How to prevent Recurring job from running if previous instance is pending a retry

I have a job that runs every 5 minutes. It generally runs pretty quickly, but will fail on occasion. I have found that the retries conflict with subsequent runs of the job which increases the likelihood of subsequent failures (most failures are due to deadlock).

We enabled [DisableConcurrentExecution(1)] to stop this from happening. but i’m a little confused about how this works (I’ve dug through the documentation and forum and am still a bit confused. I’ll document my understanding of the flow, with Instance A being the first scheduled run of the job, B the next run 5 minutes after A, and C being 10 minutes after A - and the assumption the job never takes more than a minute to run.

so, with the assumption that the retry interval doubles with each retry we’d get something like this.
00:00 - Instance A - Attempt 1 - Fail
00:01 - Instance A - Attempt 2 - Fail
00:03 - Instance A - Attempt 3 - Fail
00:05 - Instance B - Attempt 1 - Fail
00:06 - Instance B - Attempt 2 - Fail
00:07 - Instance A - Attempt 4 - Fail
00:08 - Instance B - Attempt 3 - Fail
00:10 - Instance C - Attempt 1 - Fail
00:11 - Instance C - Attempt 2 - Fail
00:12 - Instance B - Attempt 4 - Fail
00:13 - Instance C - Attempt 3 - Fail
00:15 - Instance A - Attempt 5 - Fail
00:16 - Instance B - Attempt 5 - Fail
00:17 - Instance C - Attempt 4 - Fail
00:31 - Instance A - Attempt 6 - Fail

and so forth… I assume DisableConcurrentExecution wouldn’t achieve anything because none of these attempts were ever running at the same time. (Instance D would start at 00:15 and that would be forced to wait for instance A Attempt 5).
Am i correct in my understanding of this?

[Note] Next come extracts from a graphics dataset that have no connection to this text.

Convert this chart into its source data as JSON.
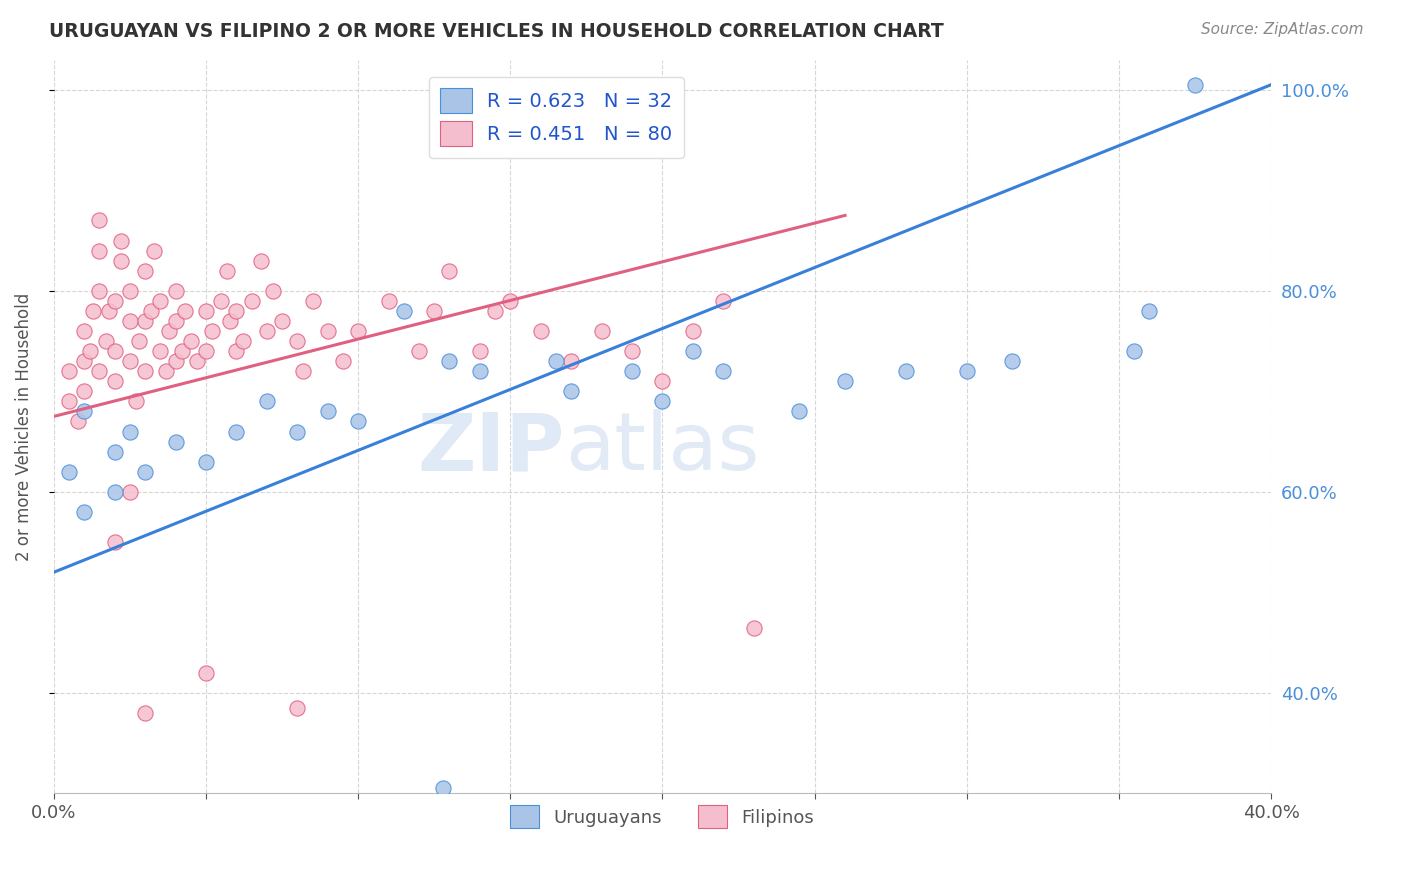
{
  "title": "URUGUAYAN VS FILIPINO 2 OR MORE VEHICLES IN HOUSEHOLD CORRELATION CHART",
  "source": "Source: ZipAtlas.com",
  "ylabel": "2 or more Vehicles in Household",
  "watermark_zip": "ZIP",
  "watermark_atlas": "atlas",
  "legend_uruguayan": "Uruguayans",
  "legend_filipino": "Filipinos",
  "R_uruguayan": 0.623,
  "N_uruguayan": 32,
  "R_filipino": 0.451,
  "N_filipino": 80,
  "uruguayan_face_color": "#aac4e8",
  "uruguayan_edge_color": "#4a90d9",
  "filipino_face_color": "#f5bece",
  "filipino_edge_color": "#e06080",
  "uruguayan_line_color": "#3a7fd9",
  "filipino_line_color": "#e06080",
  "xlim": [
    0.0,
    0.4
  ],
  "ylim": [
    0.3,
    1.03
  ],
  "xtick_positions": [
    0.0,
    0.05,
    0.1,
    0.15,
    0.2,
    0.25,
    0.3,
    0.35,
    0.4
  ],
  "xtick_labels": [
    "0.0%",
    "",
    "",
    "",
    "",
    "",
    "",
    "",
    "40.0%"
  ],
  "ytick_right_positions": [
    0.4,
    0.6,
    0.8,
    1.0
  ],
  "ytick_right_labels": [
    "40.0%",
    "60.0%",
    "80.0%",
    "100.0%"
  ],
  "blue_line_x0": 0.0,
  "blue_line_y0": 0.52,
  "blue_line_x1": 0.4,
  "blue_line_y1": 1.005,
  "pink_line_x0": 0.0,
  "pink_line_x1": 0.26,
  "pink_line_y0": 0.675,
  "pink_line_y1": 0.875,
  "uruguayan_pts": [
    [
      0.005,
      0.62
    ],
    [
      0.01,
      0.58
    ],
    [
      0.01,
      0.68
    ],
    [
      0.02,
      0.6
    ],
    [
      0.02,
      0.64
    ],
    [
      0.025,
      0.66
    ],
    [
      0.03,
      0.62
    ],
    [
      0.04,
      0.65
    ],
    [
      0.05,
      0.63
    ],
    [
      0.06,
      0.66
    ],
    [
      0.07,
      0.69
    ],
    [
      0.08,
      0.66
    ],
    [
      0.09,
      0.68
    ],
    [
      0.1,
      0.67
    ],
    [
      0.115,
      0.78
    ],
    [
      0.13,
      0.73
    ],
    [
      0.14,
      0.72
    ],
    [
      0.165,
      0.73
    ],
    [
      0.17,
      0.7
    ],
    [
      0.19,
      0.72
    ],
    [
      0.2,
      0.69
    ],
    [
      0.21,
      0.74
    ],
    [
      0.22,
      0.72
    ],
    [
      0.245,
      0.68
    ],
    [
      0.26,
      0.71
    ],
    [
      0.28,
      0.72
    ],
    [
      0.3,
      0.72
    ],
    [
      0.315,
      0.73
    ],
    [
      0.355,
      0.74
    ],
    [
      0.36,
      0.78
    ],
    [
      0.375,
      1.005
    ],
    [
      0.128,
      0.305
    ]
  ],
  "filipino_pts": [
    [
      0.005,
      0.69
    ],
    [
      0.005,
      0.72
    ],
    [
      0.008,
      0.67
    ],
    [
      0.01,
      0.7
    ],
    [
      0.01,
      0.73
    ],
    [
      0.01,
      0.76
    ],
    [
      0.012,
      0.74
    ],
    [
      0.013,
      0.78
    ],
    [
      0.015,
      0.72
    ],
    [
      0.015,
      0.8
    ],
    [
      0.015,
      0.84
    ],
    [
      0.015,
      0.87
    ],
    [
      0.017,
      0.75
    ],
    [
      0.018,
      0.78
    ],
    [
      0.02,
      0.71
    ],
    [
      0.02,
      0.74
    ],
    [
      0.02,
      0.79
    ],
    [
      0.022,
      0.83
    ],
    [
      0.022,
      0.85
    ],
    [
      0.025,
      0.73
    ],
    [
      0.025,
      0.77
    ],
    [
      0.025,
      0.8
    ],
    [
      0.027,
      0.69
    ],
    [
      0.028,
      0.75
    ],
    [
      0.03,
      0.72
    ],
    [
      0.03,
      0.77
    ],
    [
      0.03,
      0.82
    ],
    [
      0.032,
      0.78
    ],
    [
      0.033,
      0.84
    ],
    [
      0.035,
      0.74
    ],
    [
      0.035,
      0.79
    ],
    [
      0.037,
      0.72
    ],
    [
      0.038,
      0.76
    ],
    [
      0.04,
      0.73
    ],
    [
      0.04,
      0.77
    ],
    [
      0.04,
      0.8
    ],
    [
      0.042,
      0.74
    ],
    [
      0.043,
      0.78
    ],
    [
      0.045,
      0.75
    ],
    [
      0.047,
      0.73
    ],
    [
      0.05,
      0.74
    ],
    [
      0.05,
      0.78
    ],
    [
      0.052,
      0.76
    ],
    [
      0.055,
      0.79
    ],
    [
      0.057,
      0.82
    ],
    [
      0.058,
      0.77
    ],
    [
      0.06,
      0.74
    ],
    [
      0.06,
      0.78
    ],
    [
      0.062,
      0.75
    ],
    [
      0.065,
      0.79
    ],
    [
      0.068,
      0.83
    ],
    [
      0.07,
      0.76
    ],
    [
      0.072,
      0.8
    ],
    [
      0.075,
      0.77
    ],
    [
      0.08,
      0.75
    ],
    [
      0.082,
      0.72
    ],
    [
      0.085,
      0.79
    ],
    [
      0.09,
      0.76
    ],
    [
      0.095,
      0.73
    ],
    [
      0.1,
      0.76
    ],
    [
      0.11,
      0.79
    ],
    [
      0.12,
      0.74
    ],
    [
      0.125,
      0.78
    ],
    [
      0.13,
      0.82
    ],
    [
      0.14,
      0.74
    ],
    [
      0.145,
      0.78
    ],
    [
      0.15,
      0.79
    ],
    [
      0.16,
      0.76
    ],
    [
      0.17,
      0.73
    ],
    [
      0.18,
      0.76
    ],
    [
      0.19,
      0.74
    ],
    [
      0.2,
      0.71
    ],
    [
      0.21,
      0.76
    ],
    [
      0.22,
      0.79
    ],
    [
      0.23,
      0.465
    ],
    [
      0.08,
      0.385
    ],
    [
      0.03,
      0.38
    ],
    [
      0.05,
      0.42
    ],
    [
      0.02,
      0.55
    ],
    [
      0.025,
      0.6
    ]
  ]
}
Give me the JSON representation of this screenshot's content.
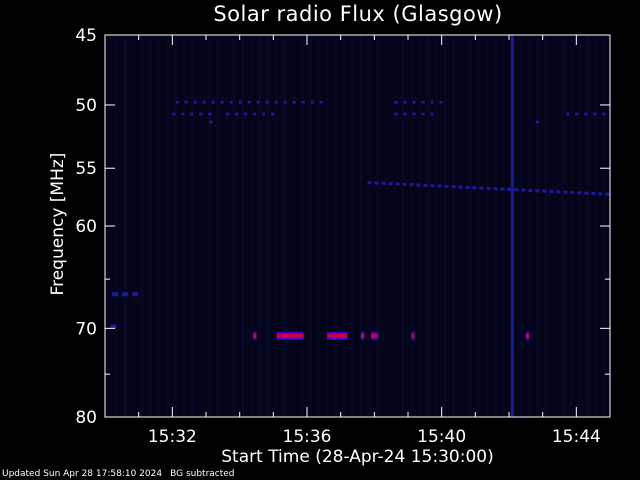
{
  "chart_data": {
    "type": "heatmap",
    "title": "Solar radio Flux (Glasgow)",
    "xlabel": "Start Time (28-Apr-24 15:30:00)",
    "ylabel": "Frequency [MHz]",
    "x_range_minutes": [
      0.0,
      15.0
    ],
    "x_ticks": [
      {
        "minute": 2,
        "label": "15:32"
      },
      {
        "minute": 6,
        "label": "15:36"
      },
      {
        "minute": 10,
        "label": "15:40"
      },
      {
        "minute": 14,
        "label": "15:44"
      }
    ],
    "y_scale": "log",
    "y_range_mhz": [
      45,
      80
    ],
    "y_ticks": [
      45,
      50,
      55,
      60,
      70,
      80
    ],
    "y_minor_ticks": [
      65,
      75
    ],
    "colors": {
      "background": "#000000",
      "plot_background": "#05051a",
      "axis": "#ffffff",
      "weak_signal": "#1a1aa0",
      "strong_signal": "#cc0044",
      "burst_edge": "#4400cc"
    },
    "features": {
      "dotted_lines": [
        {
          "freq_mhz": 49.8,
          "start_min": 2.1,
          "end_min": 6.5
        },
        {
          "freq_mhz": 49.8,
          "start_min": 8.6,
          "end_min": 10.1
        },
        {
          "freq_mhz": 50.7,
          "start_min": 2.0,
          "end_min": 3.3
        },
        {
          "freq_mhz": 50.7,
          "start_min": 3.6,
          "end_min": 5.1
        },
        {
          "freq_mhz": 50.7,
          "start_min": 8.6,
          "end_min": 9.8
        },
        {
          "freq_mhz": 50.7,
          "start_min": 13.7,
          "end_min": 15.0
        },
        {
          "freq_mhz": 51.3,
          "start_min": 12.8,
          "end_min": 13.0
        },
        {
          "freq_mhz": 51.3,
          "start_min": 3.1,
          "end_min": 3.3
        }
      ],
      "drift_line": {
        "start_min": 7.8,
        "start_mhz": 56.2,
        "end_min": 15.0,
        "end_mhz": 57.2
      },
      "isolated_marks": [
        {
          "minute": 0.3,
          "freq_mhz": 66.5
        },
        {
          "minute": 0.6,
          "freq_mhz": 66.5
        },
        {
          "minute": 0.9,
          "freq_mhz": 66.5
        },
        {
          "minute": 0.25,
          "freq_mhz": 69.8
        }
      ],
      "vertical_line": {
        "minute": 12.1,
        "freq_from_mhz": 45,
        "freq_to_mhz": 80
      },
      "strong_band_freq_mhz": 70.8,
      "strong_band_segments": [
        {
          "start_min": 4.4,
          "end_min": 4.5
        },
        {
          "start_min": 5.1,
          "end_min": 5.9
        },
        {
          "start_min": 6.6,
          "end_min": 7.2
        },
        {
          "start_min": 7.6,
          "end_min": 7.7
        },
        {
          "start_min": 7.9,
          "end_min": 8.1
        },
        {
          "start_min": 9.1,
          "end_min": 9.15
        },
        {
          "start_min": 12.5,
          "end_min": 12.6
        }
      ]
    }
  },
  "footer": {
    "updated": "Updated Sun Apr 28 17:58:10 2024",
    "mode": "BG subtracted"
  }
}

What i think I’m looking for is if Instance A has a pending retry, don’t bother queuing instance B, C, etc.

The only way we got around this was to stop the auto retry ([AutomaticRetry(Attempts = 0)]) - however, we leverage log4net for sending notifications when there is an exception - this works well with automatic retry because we only receive a notification on the last failed attempt… but when retry is 0 any failure will result in a notification - so i’d like to utilize the retry attribute.

please let me know the best way to approach this problem (or if I’ve completely misunderstood how DisableConcurrentExecution works)

here’s evidence of what i suspected - even with DisableConcurrentExecution a recurring job will turn into many instances very quickly

I think there are more elegant ways to do this with a attribute, but you could wrap your task in something like this:

    public void RunJobSkipIfRunning(string recurringName, string runParam, IJobCancellationToken cancellationToken)
    {
        var job = JobStorage.Current.GetConnection().GetRecurringJobs().Where(j => j.Id == recurringName).FirstOrDefault();
        if (job != null)
        {
            if (job.LastJobState == "Enqueued" || job.LastJobState == "Processing")
            {
                return;
            }
        }
        RunJob(runParam, cancellationToken);
    }

This way there won’t be additional jobs if the previous one hasn’t completed (they’ll queue and complete without doing anything).

It sounds like you may what you to happen is your retries to not continue if the next scheduled task occurs. You could complete that with a similar wrapper that requires you to pass DateTime.Now to, and then it skips running the retry if the time delta is greater than a timeout you set.